The component of the Impreza glove that has had me the most excited is the Gore Tex membrane. There are dozens of lightweight spring gloves available to consumers, but few of the super light gloves use a Gore Tex membrane. This concept seems a bit weird to me: why wouldn’t I want my gloves to be 100% waterproof during the time of the year when I’m constantly picking up skis dripping with water, and in contact with very wet, slushy snow?
So I’m glad to report that I’ve been very happy this spring as the Impreza’s Gore Tex membrane has worked flawlessly, keeping my hands 100% dry.
The weak point I have noticed in this department, however, is in regard to the DWR treatment on the shell. While the glove has never wet through to my skin, the nylon/poly shell does saturate if it comes in contact with lots of water. This makes the glove gain significant weight, while also reducing the glove’s ability to breathe.
This saturation problem is not a deal breaker, but I will definitely be giving the glove a fresh DWR treatment as soon as possible to see if there is a marked improvement.
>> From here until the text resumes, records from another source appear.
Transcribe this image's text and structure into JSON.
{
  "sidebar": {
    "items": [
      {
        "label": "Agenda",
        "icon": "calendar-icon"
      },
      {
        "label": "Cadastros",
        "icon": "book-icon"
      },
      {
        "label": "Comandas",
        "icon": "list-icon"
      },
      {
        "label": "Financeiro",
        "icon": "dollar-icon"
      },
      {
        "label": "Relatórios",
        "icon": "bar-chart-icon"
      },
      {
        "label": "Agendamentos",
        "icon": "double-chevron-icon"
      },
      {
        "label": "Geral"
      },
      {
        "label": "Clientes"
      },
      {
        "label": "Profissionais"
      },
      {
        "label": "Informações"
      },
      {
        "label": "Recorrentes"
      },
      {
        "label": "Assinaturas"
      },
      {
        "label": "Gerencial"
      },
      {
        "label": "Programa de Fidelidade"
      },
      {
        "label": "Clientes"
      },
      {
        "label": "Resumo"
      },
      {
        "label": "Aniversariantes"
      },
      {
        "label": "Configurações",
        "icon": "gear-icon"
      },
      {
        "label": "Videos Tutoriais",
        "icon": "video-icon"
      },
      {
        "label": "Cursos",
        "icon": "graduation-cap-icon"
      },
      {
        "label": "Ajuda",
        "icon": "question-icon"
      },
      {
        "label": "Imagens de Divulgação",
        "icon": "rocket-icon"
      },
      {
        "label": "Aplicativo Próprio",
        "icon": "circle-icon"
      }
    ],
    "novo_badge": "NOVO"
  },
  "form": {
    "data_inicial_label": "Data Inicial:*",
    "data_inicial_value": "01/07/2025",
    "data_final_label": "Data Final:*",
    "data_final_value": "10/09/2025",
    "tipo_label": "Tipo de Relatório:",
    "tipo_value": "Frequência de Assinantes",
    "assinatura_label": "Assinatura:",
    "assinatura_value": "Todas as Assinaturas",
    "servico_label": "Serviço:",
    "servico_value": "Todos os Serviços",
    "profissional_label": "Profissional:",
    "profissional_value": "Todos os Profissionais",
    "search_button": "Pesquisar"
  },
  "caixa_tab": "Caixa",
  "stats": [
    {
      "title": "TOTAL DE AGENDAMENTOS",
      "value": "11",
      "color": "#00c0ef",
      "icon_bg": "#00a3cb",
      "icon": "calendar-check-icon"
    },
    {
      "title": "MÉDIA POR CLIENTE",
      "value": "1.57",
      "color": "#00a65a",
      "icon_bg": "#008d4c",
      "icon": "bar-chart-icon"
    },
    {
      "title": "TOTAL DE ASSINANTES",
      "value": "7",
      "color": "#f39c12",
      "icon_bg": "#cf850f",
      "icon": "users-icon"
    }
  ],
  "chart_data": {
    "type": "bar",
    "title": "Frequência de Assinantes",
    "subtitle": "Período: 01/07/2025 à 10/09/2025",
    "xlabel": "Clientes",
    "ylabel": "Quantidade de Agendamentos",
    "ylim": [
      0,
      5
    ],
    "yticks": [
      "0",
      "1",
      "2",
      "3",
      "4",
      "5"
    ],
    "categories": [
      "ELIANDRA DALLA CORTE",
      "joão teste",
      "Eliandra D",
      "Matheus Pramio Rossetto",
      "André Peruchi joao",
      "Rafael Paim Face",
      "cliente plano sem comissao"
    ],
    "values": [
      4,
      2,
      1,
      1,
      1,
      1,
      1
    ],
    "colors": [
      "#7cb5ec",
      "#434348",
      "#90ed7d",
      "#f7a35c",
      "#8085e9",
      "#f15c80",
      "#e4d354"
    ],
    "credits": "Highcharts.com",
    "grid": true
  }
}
One reason companies stray from using Gore Tex in the super lightweight spring gloves is to keep the glove cooler and more breathable. Considering I’ve used the Impreza at temperatures up to the lower 50s F / 10 C without my hand feeling like it’s going to boil off or soak the inside of the glove, it makes it hard for me to believe that argument. Then again, I don’t typically sweat much, so maybe I just don’t push this glove to its limits as others might.
The Impreza uses a thin 150g Tricot liner, which does a satisfactory job of pulling moisture away from the skin and up to the Gore Tex laminate to evaporate out. Even on the hottest days, the liner remained dry enough to easily move my hand in and out of the glove without feeling like it was fighting against me in every way.
With only 18 days of use, it’s hard to weigh in too heavily in this category. All I can say is that, overall, the glove is looking good; there is no evidence of impending seam failures or fraying, the Velcro is working as well as the first day, and the liner is staying in place.
The thin silicon web covering the palm and underside of the finger is starting to wear off slightly, but only at the fingertips and the end of the thumb.
If a new DWR coating works better than the original (which I will update), I would also recommend doing that treatment early to keep the fabric clean and looking new. My white gloves definitely are not as white as they used to be.
Given that this glove is intended for warm weather, I honestly don’t see myself using it more than 30-35 days a year, max. And given how it’s holding up so far, I’d feel comfortable estimating that it should easily last me a few years.
If you tend to have warm or sweaty hands, the Gore Tex membrane might make the Dakine Impreza glove feel warmer than they are. But if your hands are frequently getting wet in the spring, I think it’s a great tradeoff.
It’s also worth trying on a pair beforehand, especially if, like me, you’re between sizes, or want a little more dexterity without sacrificing too much room.
But overall, if you are looking for a lightweight, waterproof, spring ski / snowboard glove, the Dakine Impreza should be on your radar.